CIOs interested in BYOD should check out Rover Apps, which solves the BYOD dilemma by delivering secure access to enterprise resources without the need for VPNs or mobile device management. The Rover solution has two components: Rover Gateway and Rover Retriever. The Rover Gateway publishes existing intranet sites (such as SharePoint), line-of-business applications, documents, and internally developed apps to any popular personal device running Rover Retriever. Publishing can begin within minutes of installation, and IT has full control over policies and which devices are allowed to connect. Rover Retriever is an app that mobile users install to access information published by Rover Gateway.

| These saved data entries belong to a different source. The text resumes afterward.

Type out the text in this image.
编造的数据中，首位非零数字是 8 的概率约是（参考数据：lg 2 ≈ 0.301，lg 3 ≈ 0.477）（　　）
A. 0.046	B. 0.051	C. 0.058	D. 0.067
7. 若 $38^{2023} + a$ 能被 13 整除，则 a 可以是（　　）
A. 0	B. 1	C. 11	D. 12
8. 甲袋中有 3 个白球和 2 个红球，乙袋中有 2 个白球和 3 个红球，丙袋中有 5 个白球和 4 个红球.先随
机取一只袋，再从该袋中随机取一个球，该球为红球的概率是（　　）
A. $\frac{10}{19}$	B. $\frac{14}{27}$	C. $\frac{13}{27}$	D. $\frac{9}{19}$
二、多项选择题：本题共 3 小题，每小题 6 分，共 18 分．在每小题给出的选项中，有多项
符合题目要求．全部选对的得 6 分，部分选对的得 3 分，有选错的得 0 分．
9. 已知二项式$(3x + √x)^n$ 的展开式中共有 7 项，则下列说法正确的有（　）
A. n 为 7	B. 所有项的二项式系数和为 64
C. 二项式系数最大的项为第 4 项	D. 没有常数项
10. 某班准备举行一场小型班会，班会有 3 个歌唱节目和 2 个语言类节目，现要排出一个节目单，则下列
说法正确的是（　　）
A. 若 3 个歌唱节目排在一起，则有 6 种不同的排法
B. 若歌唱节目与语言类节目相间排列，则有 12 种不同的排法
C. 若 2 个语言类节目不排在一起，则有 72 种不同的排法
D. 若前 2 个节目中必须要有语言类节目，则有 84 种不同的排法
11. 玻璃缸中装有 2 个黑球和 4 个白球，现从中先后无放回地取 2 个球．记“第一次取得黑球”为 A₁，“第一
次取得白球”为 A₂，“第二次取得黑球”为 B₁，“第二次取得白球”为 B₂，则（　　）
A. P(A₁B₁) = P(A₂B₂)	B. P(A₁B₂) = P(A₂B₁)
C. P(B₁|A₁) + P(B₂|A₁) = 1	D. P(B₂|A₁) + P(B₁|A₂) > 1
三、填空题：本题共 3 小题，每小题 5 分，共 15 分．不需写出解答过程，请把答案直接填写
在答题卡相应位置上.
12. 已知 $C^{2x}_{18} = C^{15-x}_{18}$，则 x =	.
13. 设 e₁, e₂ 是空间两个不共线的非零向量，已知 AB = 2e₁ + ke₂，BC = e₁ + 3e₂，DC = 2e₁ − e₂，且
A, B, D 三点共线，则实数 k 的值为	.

Retriever is a “container” solution that doesn’t affect the rest of the device, and communications occur over a private communications link with high levels of encryption, with all mobile devices kept off the enterprise network. This scenario empowers IT to easily extend application access to any personal device while retaining full control over the “secure island” of corporate data. With company information Isolated from other mobile device information and settings, users are free to use their personal apps at will. For more info, and to download a demo, visit www.roverapps.com. Note: I work for Rover Apps.

Michael_Spears
Michael_Spears

I think sometimes we muddy the waters mixing issues together. Is the real question, mobile devices, cloud storage, and other consumer focused technologies? We all have to struggle with these issues. I don't think BYOD makes it any better or worse. My company enjoys the benefits of BYOD, but still has to focus on issues like keeping corporate data out of personal Dropbox-like services, mobile security, etc. The issue of who owns the device is increasingly irrelevant. Management tools are readily available and mature enough to manage the devices. BYOD can actually help focus on the core issues instead of pretending that your users aren't working around your controls and using personal e-mail accounts, cloud services, etc. just because you don't have a BYOD program.